Heath Ledger’s role as The Joker in The Dark Knight was hailed by many, in part because it was believed to be the last time we would see the actor, who died in January of 2008.
But Ledger was actually shooting The Imaginarium of Doctor Parnassus when he died. Director Terry Gilliam later asked numerous Hollywood A-listers to help complete the film, which will be out later this year. Among the actors who will be seen as stand-ins for Ledger is Dublin star Colin Farrell. Jude Law will also appear in the film. Gilliam is the Monty Python alum and visionary director behind such films as Brazil, Time Bandits and Fear and Loathing in Las Vegas.
Later, Farrell will team up with teenaged Irish acting prodigy Saoirse Ronan as well as Ed Harris to begin shooting The Way Back, a World War II drama from director Peter Weir (Dead Poets Society, The Truman Show).
After his big-time buzz at the Oscars, Sean Penn’s next project is Tree of Life, which also stars Brad Pitt and Irish actress Fiona Shaw. Tree of Life is an updated spin on the fountain of youth myth. The characters in the film strive to locate the titular tree in the belief that it will give them everlasting life. Expect this to be an unorthodox film, as it is being directed by Terrence Malick, who directed Colin Farrell in The New World as well as other critical faves such as The Thin Red Line, Days of Heaven and Badlands.
Cork native Fiona Shaw is best known for her stage work, including memorable collaborations with Deborah Warner. However, she has also been appearing in many movies in recent years, including several of the blockbuster Harry Potter movies.
Tree of Life is currently in post-production and should be released by the end of the year.

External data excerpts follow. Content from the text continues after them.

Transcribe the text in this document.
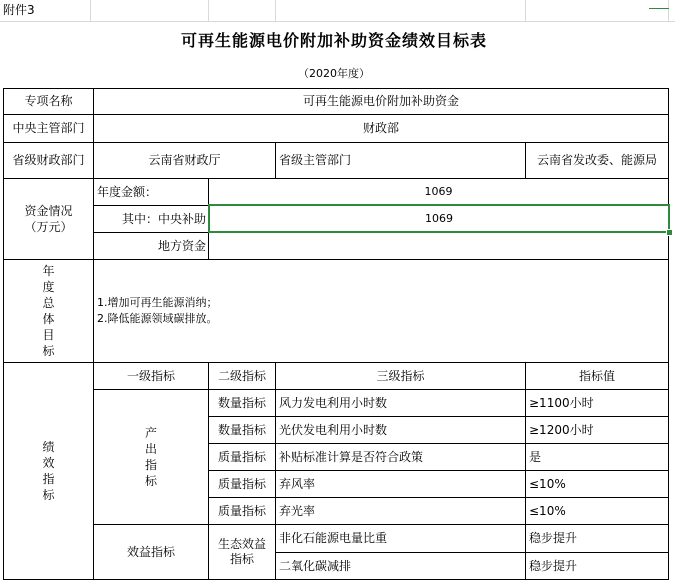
附件3
可再生能源电价附加补助资金绩效目标表
（2020年度）
专项名称	可再生能源电价附加补助资金
中央主管部门	财政部
省级财政部门	云南省财政厅	省级主管部门	云南省发改委、能源局
资金情况
（万元）
年度金额：	1069
其中：中央补助	1069
地方资金
年
度
总
体
目
标
1.增加可再生能源消纳；
2.降低能源领域碳排放。
绩
效
指
标
一级指标	二级指标	三级指标	指标值
产
出
指
标
数量指标	风力发电利用小时数	≥1100小时
数量指标	光伏发电利用小时数	≥1200小时
质量指标	补贴标准计算是否符合政策	是
质量指标	弃风率	≤10%
质量指标	弃光率	≤10%
效益指标
生态效益
指标
非化石能源电量比重	稳步提升
二氧化碳减排	稳步提升
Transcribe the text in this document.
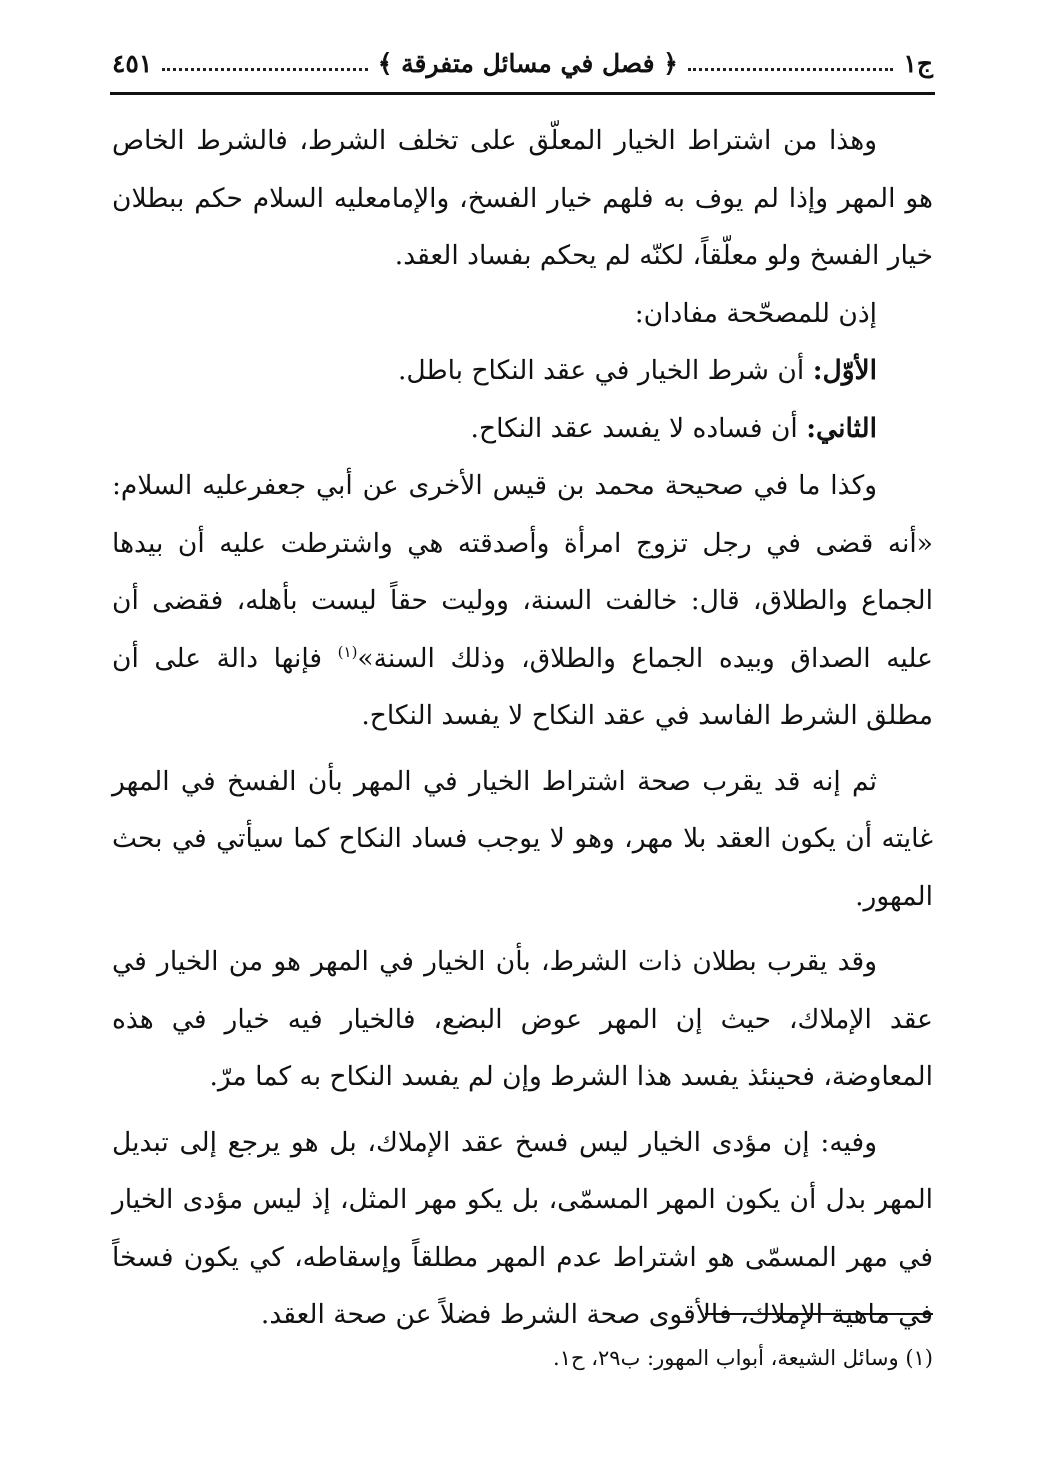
ج١
﴿ فصل في مسائل متفرقة ﴾
٤٥١

وهذا من اشتراط الخيار المعلّق على تخلف الشرط، فالشرط الخاص هو المهر وإذا لم يوف به فلهم خيار الفسخ، والإمامعليه السلام حكم ببطلان خيار الفسخ ولو معلّقاً، لكنّه لم يحكم بفساد العقد.

إذن للمصحّحة مفادان:

الأوّل: أن شرط الخيار في عقد النكاح باطل.

الثاني: أن فساده لا يفسد عقد النكاح.

وكذا ما في صحيحة محمد بن قيس الأخرى عن أبي جعفرعليه السلام: «أنه قضى في رجل تزوج امرأة وأصدقته هي واشترطت عليه أن بيدها الجماع والطلاق، قال: خالفت السنة، ووليت حقاً ليست بأهله، فقضى أن عليه الصداق وبيده الجماع والطلاق، وذلك السنة»$^{(١)}$ فإنها دالة على أن مطلق الشرط الفاسد في عقد النكاح لا يفسد النكاح.

ثم إنه قد يقرب صحة اشتراط الخيار في المهر بأن الفسخ في المهر غايته أن يكون العقد بلا مهر، وهو لا يوجب فساد النكاح كما سيأتي في بحث المهور.

وقد يقرب بطلان ذات الشرط، بأن الخيار في المهر هو من الخيار في عقد الإملاك، حيث إن المهر عوض البضع، فالخيار فيه خيار في هذه المعاوضة، فحينئذ يفسد هذا الشرط وإن لم يفسد النكاح به كما مرّ.

وفيه: إن مؤدى الخيار ليس فسخ عقد الإملاك، بل هو يرجع إلى تبديل المهر بدل أن يكون المهر المسمّى، بل يكو مهر المثل، إذ ليس مؤدى الخيار في مهر المسمّى هو اشتراط عدم المهر مطلقاً وإسقاطه، كي يكون فسخاً في ماهية الإملاك، فالأقوى صحة الشرط فضلاً عن صحة العقد.

(١) وسائل الشيعة، أبواب المهور: ب٢٩، ح١.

If there are people out there who mistakenly believe the famous troubled poet Dylan Thomas was Irish (he was actually Welsh), they must pay close attention to The Edge of Love – a film due out in March about Thomas and his wife Caitlin MacNamara, who did have Irish roots. Cork star Cillian Murphy plays the poet whose life came to a sad end at The White Horse Tavern in Greenwich Village.
The Edge of Love also features Keira Knightley, Sienna Miller and Matthew Rhys and was directed by John Maybury.

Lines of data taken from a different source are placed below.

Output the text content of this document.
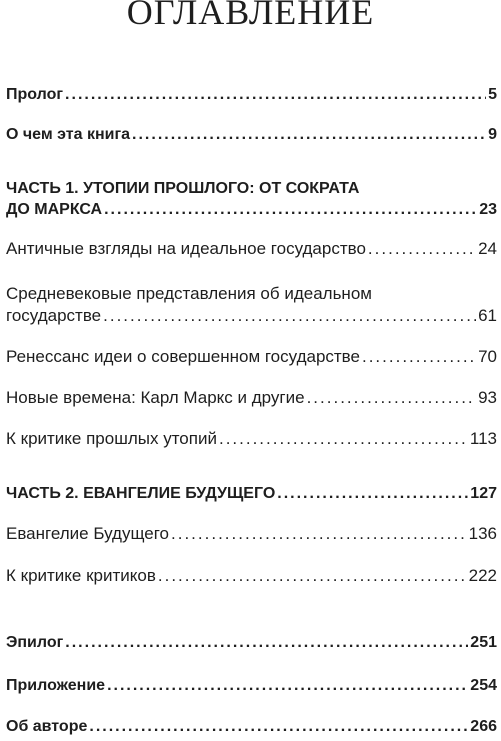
ОГЛАВЛЕНИЕ
Пролог .....	5
О чем эта книга .....	9
ЧАСТЬ 1. УТОПИИ ПРОШЛОГО: ОТ СОКРАТА
ДО МАРКСА .....	23
Античные взгляды на идеальное государство .....	24
Средневековые представления об идеальном
государстве .....	61
Ренессанс идеи о совершенном государстве .....	70
Новые времена: Карл Маркс и другие .....	93
К критике прошлых утопий .....	113
ЧАСТЬ 2. ЕВАНГЕЛИЕ БУДУЩЕГО .....	127
Евангелие Будущего .....	136
К критике критиков .....	222
Эпилог .....	251
Приложение .....	254
Об авторе .....	266
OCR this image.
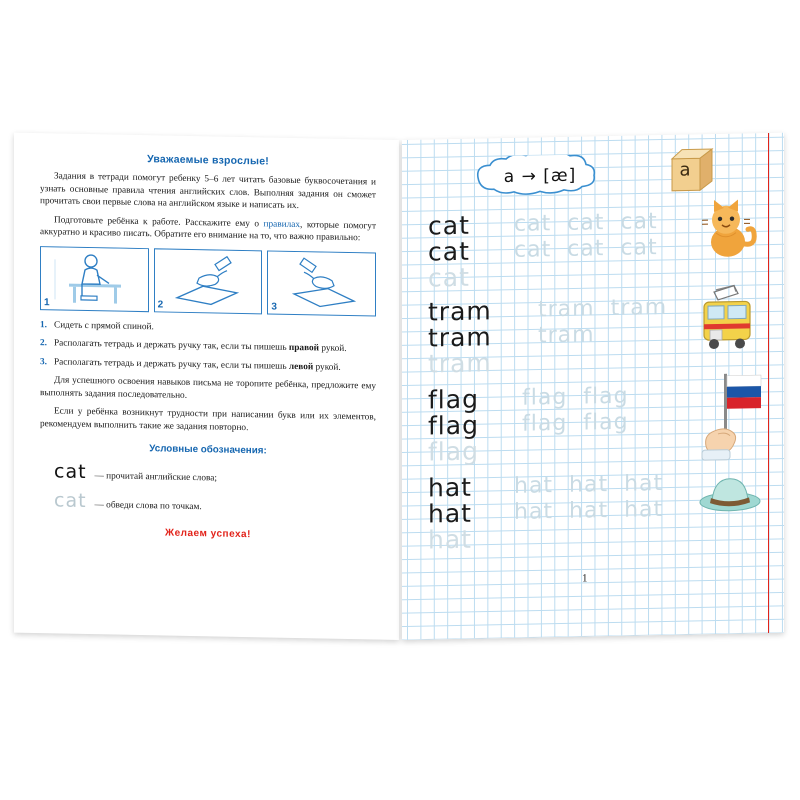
Уважаемые взрослые!

Задания в тетради помогут ребенку 5–6 лет читать базовые буквосочетания и узнать основные правила чтения английских слов. Выполняя задания он сможет прочитать свои первые слова на английском языке и написать их.

Подготовьте ребёнка к работе. Расскажите ему о правилах, которые помогут аккуратно и красиво писать. Обратите его внимание на то, что важно правильно:

1	2	3
1. Сидеть с прямой спиной.
2. Располагать тетрадь и держать ручку так, если ты пишешь правой рукой.
3. Располагать тетрадь и держать ручку так, если ты пишешь левой рукой.

Для успешного освоения навыков письма не торопите ребёнка, предложите ему выполнять задания последовательно.

Если у ребёнка возникнут трудности при написании букв или их элементов, рекомендуем выполнить такие же задания повторно.

Условные обозначения:
cat — прочитай английские слова;
cat — обведи слова по точкам.
Желаем успеха!
a → [æ]	a
cat cat  cat  cat
cat cat  cat  cat
cat
tram tram  tram
tram tram
tram
flag flag  flag
flag flag  flag
flag
hat hat  hat  hat
hat hat  hat  hat
hat
1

If there is an actress working today with a more Irish name than Siobhan Fallon Hogan, then you are most likely to see her on TG4, the Irish language TV station.

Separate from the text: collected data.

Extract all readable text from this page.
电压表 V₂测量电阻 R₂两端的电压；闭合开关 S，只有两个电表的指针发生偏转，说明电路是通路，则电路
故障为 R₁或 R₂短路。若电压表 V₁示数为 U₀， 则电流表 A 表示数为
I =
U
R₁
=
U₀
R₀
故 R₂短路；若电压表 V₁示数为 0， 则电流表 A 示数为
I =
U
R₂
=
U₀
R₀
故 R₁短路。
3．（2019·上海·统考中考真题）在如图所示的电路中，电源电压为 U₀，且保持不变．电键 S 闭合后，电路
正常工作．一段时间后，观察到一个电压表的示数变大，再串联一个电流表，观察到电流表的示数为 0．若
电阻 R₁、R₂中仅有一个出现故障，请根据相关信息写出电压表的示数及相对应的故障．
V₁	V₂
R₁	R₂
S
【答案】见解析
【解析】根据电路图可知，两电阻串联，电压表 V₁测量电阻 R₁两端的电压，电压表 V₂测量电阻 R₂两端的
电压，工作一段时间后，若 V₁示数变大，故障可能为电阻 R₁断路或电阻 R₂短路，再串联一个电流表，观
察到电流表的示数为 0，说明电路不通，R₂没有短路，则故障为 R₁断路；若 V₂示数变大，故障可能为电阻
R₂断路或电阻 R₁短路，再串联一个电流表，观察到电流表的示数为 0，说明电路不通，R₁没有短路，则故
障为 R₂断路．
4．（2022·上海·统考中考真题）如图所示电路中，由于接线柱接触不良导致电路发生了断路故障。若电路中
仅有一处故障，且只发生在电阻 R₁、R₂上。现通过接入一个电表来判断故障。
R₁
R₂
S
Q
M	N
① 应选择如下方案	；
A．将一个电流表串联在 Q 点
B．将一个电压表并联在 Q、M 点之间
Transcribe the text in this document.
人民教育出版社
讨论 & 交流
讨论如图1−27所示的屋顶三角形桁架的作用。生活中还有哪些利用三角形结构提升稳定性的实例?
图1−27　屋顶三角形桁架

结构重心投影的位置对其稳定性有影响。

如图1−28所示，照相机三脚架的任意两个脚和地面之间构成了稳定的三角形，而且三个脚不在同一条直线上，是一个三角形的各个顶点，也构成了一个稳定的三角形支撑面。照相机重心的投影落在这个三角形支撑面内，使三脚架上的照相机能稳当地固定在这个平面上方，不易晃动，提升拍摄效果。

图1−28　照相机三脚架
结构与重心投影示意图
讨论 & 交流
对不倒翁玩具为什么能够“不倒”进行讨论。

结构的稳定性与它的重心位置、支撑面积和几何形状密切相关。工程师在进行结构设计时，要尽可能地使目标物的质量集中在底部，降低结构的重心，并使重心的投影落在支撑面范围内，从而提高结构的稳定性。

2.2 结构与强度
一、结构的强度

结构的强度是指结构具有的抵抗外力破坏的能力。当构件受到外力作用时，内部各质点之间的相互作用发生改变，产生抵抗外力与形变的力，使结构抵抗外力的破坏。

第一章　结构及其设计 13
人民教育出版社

Hogan, however, is a native of Syracuse, New York, who has slowly but surely built a solid career, appearing regularly on TV stalwarts such as Seinfeld and Saturday Night Live, before moving on to movie roles in blockbusters such as Men in Black and (most recently) the Renée Zellweger-Harry Connick Jr. comedy New in Town (out on DVD).
Hogan (a graduate of Catholic University), initially turned down the New in Town role. It would have required this mother of three to fly across country with one day’s notice. But once Hogan read the script, she ended up landing the part – which, she says, appealed to her devout Catholicism.
“Being that I was raised in the Catholic faith, I am very careful about what I choose. I’ve turned down a lot of projects that . . . could have helped me a lot financially, and I’ve quit shows because of where they were going and because I feel like I have to be a role model for my kids. So when I got this script, it was unbelievable to me,” she recently said.
Speaking of famous Irish names, how does Oona Chaplin roll off the tongue? Yes, this is indeed Charlie Chaplin’s granddaughter, but the young actress’s Irish connection goes far beyond her mythic first name. Charlie Chaplin, of course, married the daughter of acclaimed Irish-American playwright Eugene O’Neill (even though O’Neill’s daughter, also named Oona, was half Chaplin’s age).
These days, the young Oona O’Neill is trying to get an acting career going. She recently appeared in an Italian film entitled Imago Mortis. It was quite a family effort for young Oona, because also appearing was her mother, Geraldine Chaplin, a screen veteran who has appeared in classic films such as Doctor Zhivago, and remains a busy actress.